NMR permeability uses either the Timur-Coates model (k = [φ/C]⁴ × [FFI/BFV]²) or the Schlumberger-Doll-Research (SDR) model (k = C × φ⁴ × T2lm², where T2lm is the log-mean T2). Both relate permeability to pore size information captured by the T2 distribution. NMR permeability is generally more accurate than empirical porosity-permeability transforms because it captures pore size rather than just total porosity — a formation with 15% porosity in large pores (high permeability) looks identical to one with 15% in tiny pores (low permeability) on a porosity log, but NMR distinguishes them through the T2 distribution. Calibration against core permeability improves accuracy significantly: uncalibrated NMR permeability is often within one order of magnitude; calibrated models achieve accuracy within a factor of 2–3 for most formations.
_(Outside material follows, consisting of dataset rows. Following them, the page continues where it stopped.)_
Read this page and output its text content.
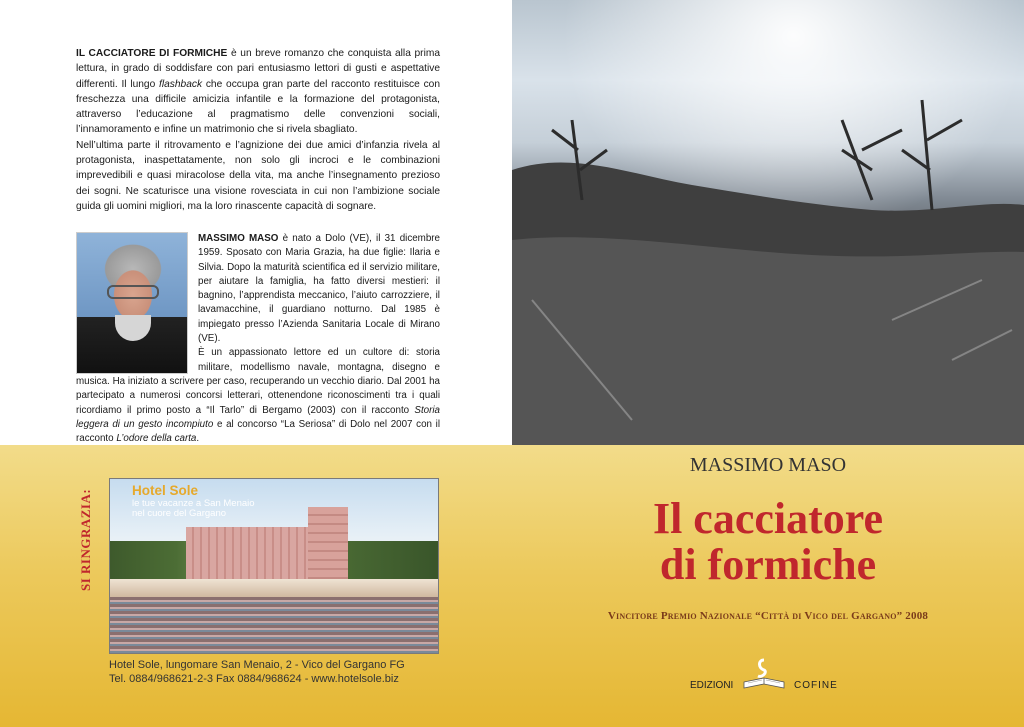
IL CACCIATORE DI FORMICHE è un breve romanzo che conquista alla prima lettura, in grado di soddisfare con pari entusiasmo lettori di gusti e aspettative differenti. Il lungo flashback che occupa gran parte del racconto restituisce con freschezza una difficile amicizia infantile e la formazione del protagonista, attraverso l’educazione al pragmatismo delle convenzioni sociali, l’innamoramento e infine un matrimonio che si rivela sbagliato.

Nell’ultima parte il ritrovamento e l’agnizione dei due amici d’infanzia rivela al protagonista, inaspettatamente, non solo gli incroci e le combinazioni imprevedibili e quasi miracolose della vita, ma anche l’insegnamento prezioso dei sogni. Ne scaturisce una visione rovesciata in cui non l’ambizione sociale guida gli uomini migliori, ma la loro rinascente capacità di sognare.

MASSIMO MASO è nato a Dolo (VE), il 31 dicembre 1959. Sposato con Maria Grazia, ha due figlie: Ilaria e Silvia. Dopo la maturità scientifica ed il servizio militare, per aiutare la famiglia, ha fatto diversi mestieri: il bagnino, l’apprendista meccanico, l’aiuto carrozziere, il lavamacchine, il guardiano notturno. Dal 1985 è impiegato presso l’Azienda Sanitaria Locale di Mirano (VE).
È un appassionato lettore ed un cultore di: storia militare, modellismo navale, montagna, disegno e musica. Ha iniziato a scrivere per caso, recuperando un vecchio diario. Dal 2001 ha partecipato a numerosi concorsi letterari, ottenendone riconoscimenti tra i quali ricordiamo il primo posto a “Il Tarlo” di Bergamo (2003) con il racconto Storia leggera di un gesto incompiuto e al concorso “La Seriosa” di Dolo nel 2007 con il racconto L’odore della carta.
SI RINGRAZIA:	Hotel Sole
le tue vacanze a San Menaio
nel cuore del Gargano
Hotel Sole, lungomare San Menaio, 2 - Vico del Gargano FG
Tel. 0884/968621-2-3 Fax 0884/968624 - www.hotelsole.biz
MASSIMO MASO
Il cacciatore
di formiche
Vincitore Premio Nazionale “Città di Vico del Gargano” 2008
EDIZIONI	COFINE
Can NMR log identify gas in the reservoir?
Yes. Gas has very short T1 polarisation time relative to water and a T2 that is shorter than free water in the same pore — but longer than bound water. Gas also shows a distinctive diffusion signature: at different magnetic field gradients (using a multi-gradient tool), gas diffusivity is much higher than oil or water at the same T2. The SLB MR Scanner and Halliburton MRIL-Prime tools run multi-gradient acquisitions specifically to separate gas, light oil, and brine in the T1-T2 or D-T2 domain. This fluid typing capability is particularly valuable in gas-water contact zones, over-pressured gas reservoirs with compressed gas (which can have T2 similar to water), and tight gas sands where resistivity-based gas identification is uncertain due to tight formation water salinity assumptions.
Why is NMR the preferred porosity tool for carbonates?
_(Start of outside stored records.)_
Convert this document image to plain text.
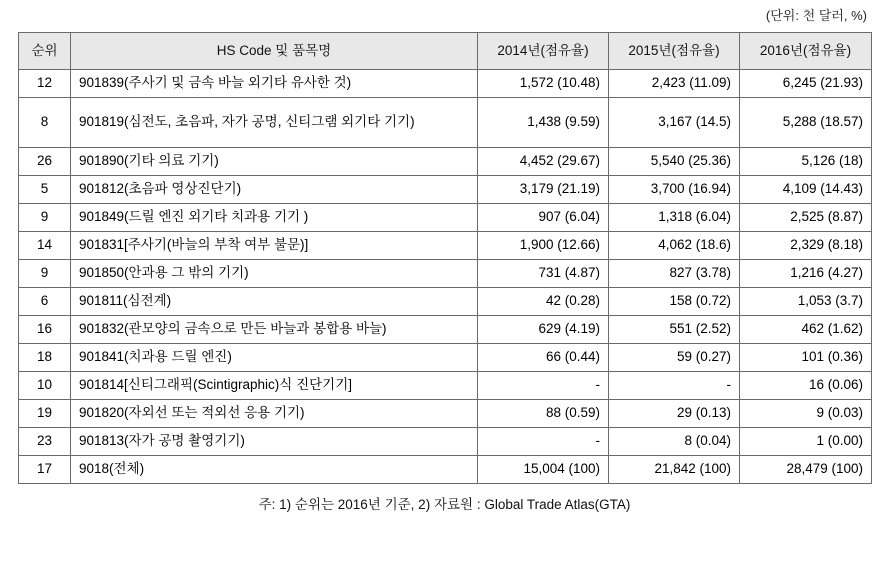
(단위: 천 달러, %)
순위	HS Code 및 품목명	2014년(점유율)	2015년(점유율)	2016년(점유율)
12	901839(주사기 및 금속 바늘 외기타 유사한 것)	1,572 (10.48)	2,423 (11.09)	6,245 (21.93)
8	901819(심전도, 초음파, 자가 공명, 신티그램 외기타 기기)	1,438 (9.59)	3,167 (14.5)	5,288 (18.57)
26	901890(기타 의료 기기)	4,452 (29.67)	5,540 (25.36)	5,126 (18)
5	901812(초음파 영상진단기)	3,179 (21.19)	3,700 (16.94)	4,109 (14.43)
9	901849(드릴 엔진 외기타 치과용 기기 )	907 (6.04)	1,318 (6.04)	2,525 (8.87)
14	901831[주사기(바늘의 부착 여부 불문)]	1,900 (12.66)	4,062 (18.6)	2,329 (8.18)
9	901850(안과용 그 밖의 기기)	731 (4.87)	827 (3.78)	1,216 (4.27)
6	901811(심전계)	42 (0.28)	158 (0.72)	1,053 (3.7)
16	901832(관모양의 금속으로 만든 바늘과 봉합용 바늘)	629 (4.19)	551 (2.52)	462 (1.62)
18	901841(치과용 드릴 엔진)	66 (0.44)	59 (0.27)	101 (0.36)
10	901814[신티그래픽(Scintigraphic)식 진단기기]	-	-	16 (0.06)
19	901820(자외선 또는 적외선 응용 기기)	88 (0.59)	29 (0.13)	9 (0.03)
23	901813(자가 공명 촬영기기)	-	8 (0.04)	1 (0.00)
17	9018(전체)	15,004 (100)	21,842 (100)	28,479 (100)
주: 1) 순위는 2016년 기준, 2) 자료원 : Global Trade Atlas(GTA)
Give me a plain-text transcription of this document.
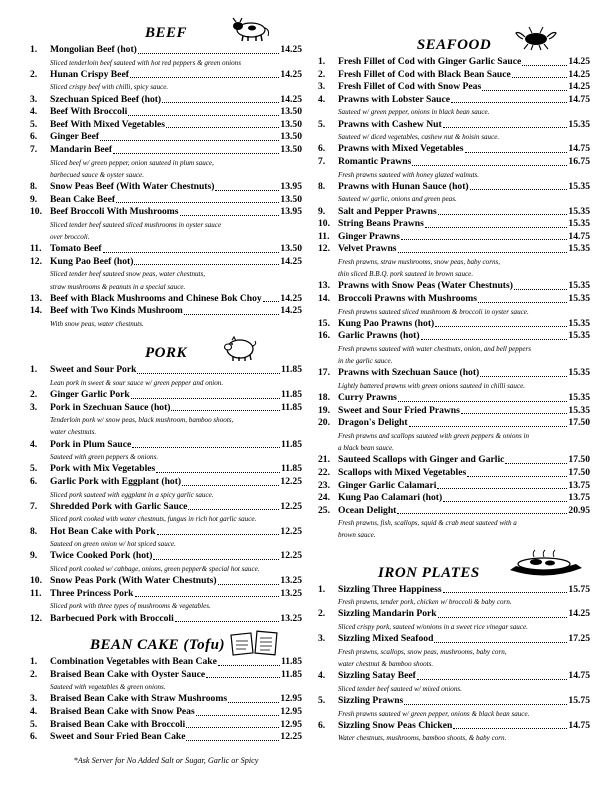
BEEF
1.	Mongolian Beef (hot)	14.25
Sliced tenderloin beef sauteed with hot red peppers & green onions
2.	Hunan Crispy Beef	14.25
Sliced crispy beef with chilli, spicy sauce.
3.	Szechuan Spiced Beef (hot)	14.25
4.	Beef With Broccoli	13.50
5.	Beef With Mixed Vegetables	13.50
6.	Ginger Beef	13.50
7.	Mandarin Beef	13.50
Sliced beef w/ green pepper, onion sauteed in plum sauce,
barbecued sauce & oyster sauce.
8.	Snow Peas Beef (With Water Chestnuts)	13.95
9.	Bean Cake Beef	13.50
10. Beef Broccoli With Mushrooms	13.95
Sliced tender beef sauteed sliced mushrooms in oyster sauce
over broccoli.
11. Tomato Beef	13.50
12. Kung Pao Beef (hot)	14.25
Sliced tender beef sauteed snow peas, water chestnuts,
straw mushrooms & peanuts in a special sauce.
13. Beef with Black Mushrooms and Chinese Bok Choy 14.25
14. Beef with Two Kinds Mushroom	14.25
With snow peas, water chestnuts.
PORK
1.	Sweet and Sour Pork	11.85
Lean pork in sweet & sour sauce w/ green pepper and onion.
2.	Ginger Garlic Pork	11.85
3.	Pork in Szechuan Sauce (hot)	11.85
Tenderloin pork w/ snow peas, black mushroom, bamboo shoots,
water chestnuts.
4.	Pork in Plum Sauce	11.85
Sauteed with green peppers & onions.
5.	Pork with Mix Vegetables	11.85
6.	Garlic Pork with Eggplant (hot)	12.25
Sliced pork sauteed with eggplant in a spicy garlic sauce.
7.	Shredded Pork with Garlic Sauce	12.25
Sliced pork cooked with water chestnuts, fungus in rich hot garlic sauce.
8.	Hot Bean Cake with Pork	12.25
Sauteed on green onion w/ hot spiced sauce.
9.	Twice Cooked Pork (hot)	12.25
Sliced pork cooked w/ cabbage, onions, green pepper& special hot sauce.
10. Snow Peas Pork (With Water Chestnuts)	13.25
11. Three Princess Pork	13.25
Sliced pork with three types of mushrooms & vegetables.
12. Barbecued Pork with Broccoli	13.25
BEAN CAKE (Tofu)
1.	Combination Vegetables with Bean Cake	11.85
2.	Braised Bean Cake with Oyster Sauce	11.85
Sauteed with vegetables & green onions.
3.	Braised Bean Cake with Straw Mushrooms	12.95
4.	Braised Bean Cake with Snow Peas	12.95
5.	Braised Bean Cake with Broccoli	12.95
6.	Sweet and Sour Fried Bean Cake	12.25
*Ask Server for No Added Salt or Sugar, Garlic or Spicy
SEAFOOD
1.	Fresh Fillet of Cod with Ginger Garlic Sauce	14.25
2.	Fresh Fillet of Cod with Black Bean Sauce	14.25
3.	Fresh Fillet of Cod with Snow Peas	14.25
4.	Prawns with Lobster Sauce	14.75
Sauteed w/ green pepper, onions in black bean sauce.
5.	Prawns with Cashew Nut	15.35
Sauteed w/ diced vegetables, cashew nut & hoisin sauce.
6.	Prawns with Mixed Vegetables	14.75
7.	Romantic Prawns	16.75
Fresh prawns sauteed with honey glazed walnuts.
8.	Prawns with Hunan Sauce (hot)	15.35
Sauteed w/ garlic, onions and green peas.
9.	Salt and Pepper Prawns	15.35
10. String Beans Prawns	15.35
11. Ginger Prawns	14.75
12. Velvet Prawns	15.35
Fresh prawns, straw mushrooms, snow peas, baby corns,
thin sliced B.B.Q. pork sauteed in brown sauce.
13. Prawns with Snow Peas (Water Chestnuts)	15.35
14. Broccoli Prawns with Mushrooms	15.35
Fresh prawns sauteed sliced mushroom & broccoli in oyster sauce.
15. Kung Pao Prawns (hot)	15.35
16. Garlic Prawns (hot)	15.35
Fresh prawns sauteed with water chestnuts, onion, and bell peppers
in the garlic sauce.
17. Prawns with Szechuan Sauce (hot)	15.35
Lightly battered prawns with green onions sauteed in chilli sauce.
18. Curry Prawns	15.35
19. Sweet and Sour Fried Prawns	15.35
20. Dragon's Delight	17.50
Fresh prawns and scallops sauteed with green peppers & onions in
a black bean sauce.
21. Sauteed Scallops with Ginger and Garlic	17.50
22. Scallops with Mixed Vegetables	17.50
23. Ginger Garlic Calamari	13.75
24. Kung Pao Calamari (hot)	13.75
25. Ocean Delight	20.95
Fresh prawns, fish, scallops, squid & crab meat sauteed with a
brown sauce.
IRON PLATES
1.	Sizzling Three Happiness	15.75
Fresh prawns, tender pork, chicken w/ broccoli & baby corn.
2.	Sizzling Mandarin Pork	14.25
Sliced crispy pork, sauteed w/onions in a sweet rice vinegar sauce.
3.	Sizzling Mixed Seafood	17.25
Fresh prawns, scallops, snow peas, mushrooms, baby corn,
water chestnut & bamboo shoots.
4.	Sizzling Satay Beef	14.75
Sliced tender beef sauteed w/ mixed onions.
5.	Sizzling Prawns	15.75
Fresh prawns sauteed w/ green pepper, onions & black bean sauce.
6.	Sizzling Snow Peas Chicken	14.75
Water chestnuts, mushrooms, bamboo shoots, & baby corn.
Carbonates present a severe challenge for conventional porosity tools: neutron-density crossplots require accurate mineralogy corrections for calcite versus dolomite versus anhydrite; photoelectric factor (PEF) and gamma ray are needed to identify mineralogy; cave and vug effects distort pad contact on density tools. NMR bypasses all of this: it measures only hydrogen in fluids, not the rock matrix at all. Carbonate mineralogy — whether the rock is calcite, dolomite, or anhydrite — is invisible to NMR. Total NMR porosity in carbonates agrees well with core porosity across all carbonate pore types, making it the most reliable single-sensor porosity measurement in heterogeneous carbonate formations. The pore size distribution additionally distinguishes microporous mudstones (short T2, poor producibility) from moldic or vuggy grainstones (long T2, good producibility) — critical information for flow unit characterisation in Middle East and Permian Basin carbonate reservoirs.
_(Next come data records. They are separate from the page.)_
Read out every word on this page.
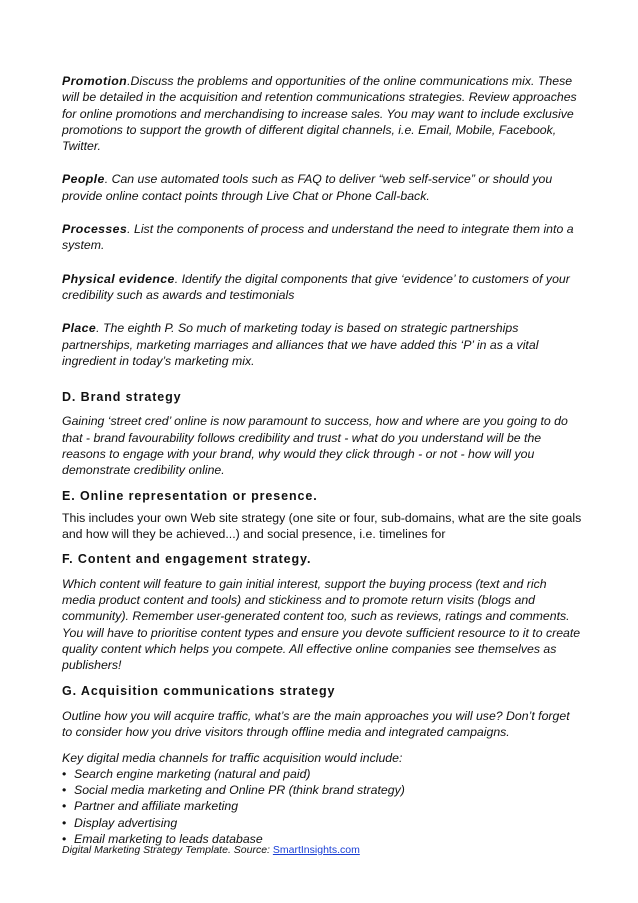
Promotion.Discuss the problems and opportunities of the online communications mix. These will be detailed in the acquisition and retention communications strategies. Review approaches for online promotions and merchandising to increase sales. You may want to include exclusive promotions to support the growth of different digital channels, i.e. Email, Mobile, Facebook, Twitter.

People. Can use automated tools such as FAQ to deliver “web self-service” or should you provide online contact points through Live Chat or Phone Call-back.

Processes. List the components of process and understand the need to integrate them into a system.

Physical evidence. Identify the digital components that give ‘evidence’ to customers of your credibility such as awards and testimonials

Place. The eighth P. So much of marketing today is based on strategic partnerships partnerships, marketing marriages and alliances that we have added this ‘P’ in as a vital ingredient in today’s marketing mix.

D. Brand strategy

Gaining ‘street cred’ online is now paramount to success, how and where are you going to do that - brand favourability follows credibility and trust - what do you understand will be the reasons to engage with your brand, why would they click through - or not - how will you demonstrate credibility online.

E. Online representation or presence.

This includes your own Web site strategy (one site or four, sub-domains, what are the site goals and how will they be achieved...) and social presence, i.e. timelines for

F. Content and engagement strategy.

Which content will feature to gain initial interest, support the buying process (text and rich media product content and tools) and stickiness and to promote return visits (blogs and community). Remember user-generated content too, such as reviews, ratings and comments. You will have to prioritise content types and ensure you devote sufficient resource to it to create quality content which helps you compete. All effective online companies see themselves as publishers!

G. Acquisition communications strategy

Outline how you will acquire traffic, what’s are the main approaches you will use? Don’t forget to consider how you drive visitors through offline media and integrated campaigns.

Key digital media channels for traffic acquisition would include:

• Search engine marketing (natural and paid)
• Social media marketing and Online PR (think brand strategy)
• Partner and affiliate marketing
• Display advertising
• Email marketing to leads database
Digital Marketing Strategy Template. Source: SmartInsights.com
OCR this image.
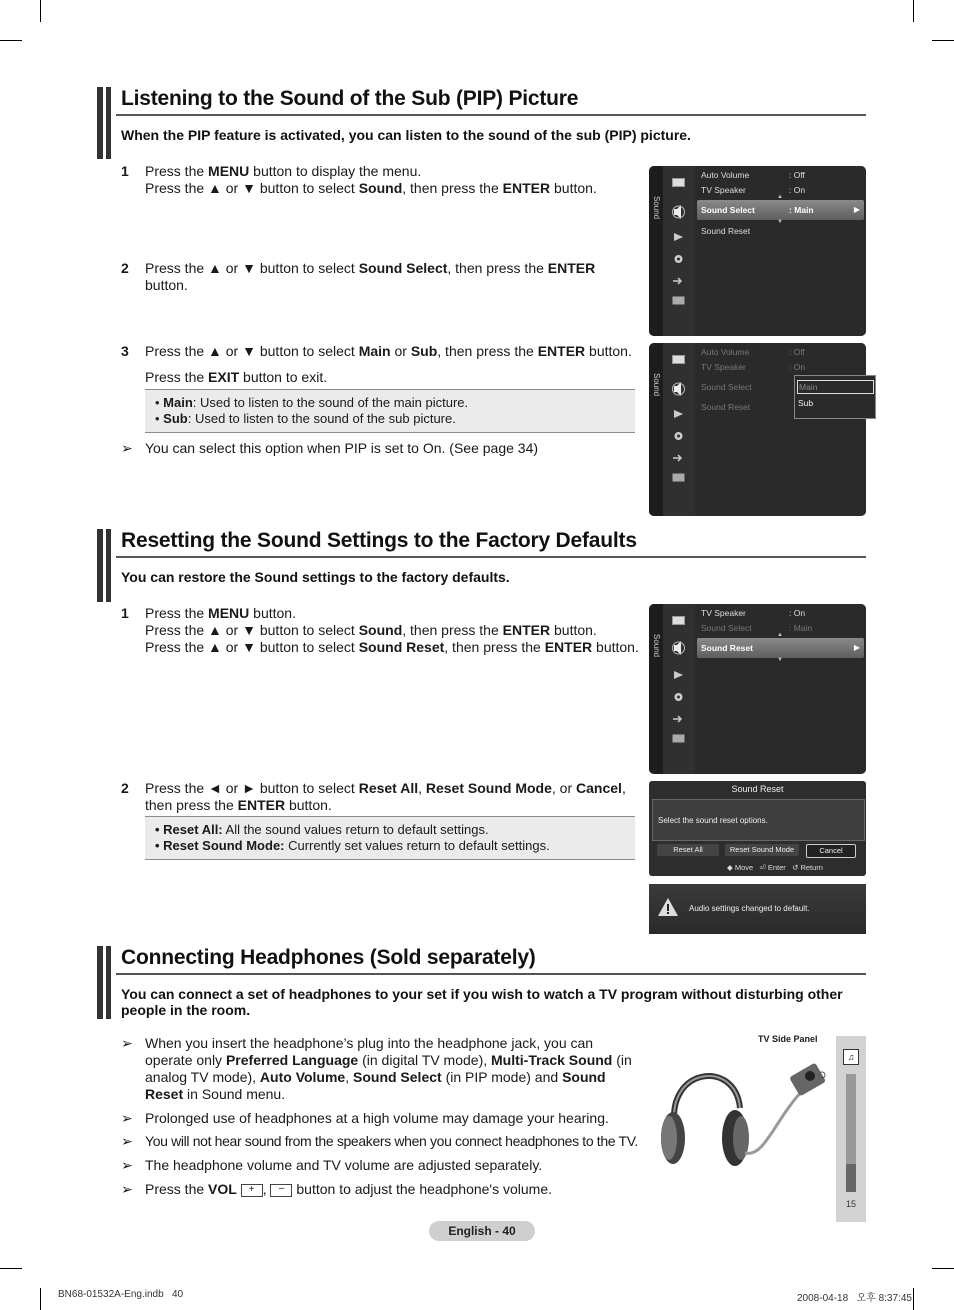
Listening to the Sound of the Sub (PIP) Picture
When the PIP feature is activated, you can listen to the sound of the sub (PIP) picture.
1 Press the MENU button to display the menu.
Press the ▲ or ▼ button to select Sound, then press the ENTER button.
2 Press the ▲ or ▼ button to select Sound Select, then press the ENTER button.
3 Press the ▲ or ▼ button to select Main or Sub, then press the ENTER button.
Press the EXIT button to exit.
• Main: Used to listen to the sound of the main picture.
• Sub: Used to listen to the sound of the sub picture.
➢ You can select this option when PIP is set to On. (See page 34)
Sound
Auto Volume	: Off
TV Speaker	: On
▲
Sound Select	: Main	▶
▼
Sound Reset
Sound
Auto Volume	: Off
TV Speaker	: On
Sound Select
Sound Reset
Main
Sub
Resetting the Sound Settings to the Factory Defaults
You can restore the Sound settings to the factory defaults.
1 Press the MENU button.
Press the ▲ or ▼ button to select Sound, then press the ENTER button.
Press the ▲ or ▼ button to select Sound Reset, then press the ENTER button.
2 Press the ◄ or ► button to select Reset All, Reset Sound Mode, or Cancel,
then press the ENTER button.
• Reset All: All the sound values return to default settings.
• Reset Sound Mode: Currently set values return to default settings.
Sound
TV Speaker	: On
Sound Select	: Main
▲
Sound Reset	▶
▼
Sound Reset
Select the sound reset options.
Reset All	Reset Sound Mode	Cancel
◆ Move ⏎ Enter ↺ Return
Audio settings changed to default.
Connecting Headphones (Sold separately)
You can connect a set of headphones to your set if you wish to watch a TV program without disturbing other people in the room.
➢ When you insert the headphone’s plug into the headphone jack, you can operate only Preferred Language (in digital TV mode), Multi-Track Sound (in analog TV mode), Auto Volume, Sound Select (in PIP mode) and Sound Reset in Sound menu.
➢ Prolonged use of headphones at a high volume may damage your hearing.
➢ You will not hear sound from the speakers when you connect headphones to the TV.
➢ The headphone volume and TV volume are adjusted separately.
➢ Press the VOL + , – button to adjust the headphone's volume.
TV Side Panel
♫
15
English - 40
BN68-01532A-Eng.indb   40	2008-04-18   오후 8:37:45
Why NMR Measurement Matters in Oil and Gas
NMR logging has become a standard component of the logging suite in exploration and appraisal wells drilled into challenging reservoirs — tight sands, heterogeneous carbonates, heavy oil zones, and complex lithology sequences where conventional porosity tools give ambiguous results. The unique ability to measure pore size distribution, separate bound from free fluid, estimate permeability independently of empirical correlations, and identify fluid type from a single non-radioactive tool makes NMR the most information-rich downhole measurement available per tool run. As tight gas and unconventional resource plays demand finer characterisation of nanometre-scale pore systems, NMR — combined with high-field laboratory measurements on core plugs — provides the only direct pore-scale fluid measurement available in the wellbore environment.